Rachel Barnhart has proposed adding 1,000 childcare subsidies. The city would work with Monroe County to administer the additional subsidies. These subsidies would supplement, not supplant, services already provided to city families.
“If we’re serious about reducing poverty, the city must step up the plate and help fund childcare,” Barnhart said. “We can do this by spending less than 2 percent of the city budget. It’s a matter of priorities.”
The cost of this initiative would be roughly $6 million, or $6,000 per child. Barnhart would reduce administrative bloat at City Hall and find other efficiencies to fund childcare.
“Lovely Warren has dismissed this proposal because of its cost,” Barnhart said. “We don’t need a mayor who say, ‘We can’t.’ We need a mayor who says, ‘We can and we better try.'”
Under Lovely Warren, the city has added $44 million in spending, with few results. Poverty and unemployment remain high. Families are struggling to make ends meet.
“Funding childcare is a practical solution, and meets a tremendous need,” Barnhart said.
According to the Children’s Agenda, only 22 percent of local families that need subsidies are being served.
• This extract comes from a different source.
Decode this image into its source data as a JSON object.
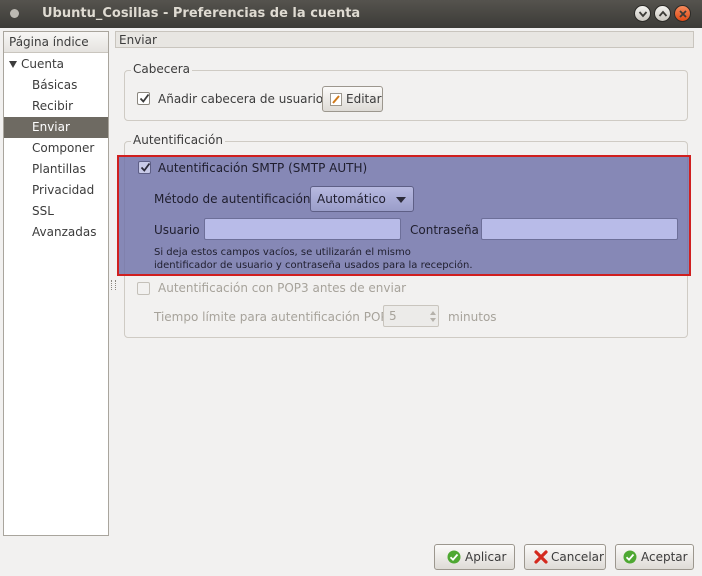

As a result, thousands of parents are unable to afford safe, nurturing childcare.
Barnhart would work with local experts and Monroe County to structure these additional subsidies to meet the greatest need. Barnhart would also talk to economic development agencies about encouraging and incentivizing companies to set aside funds for their employees’ childcare needs.
Barnhart was joined by Deborah and Myron Wright, owners of Grandma Knows Best Daycare. They often discount childcare services when families lose subsidies.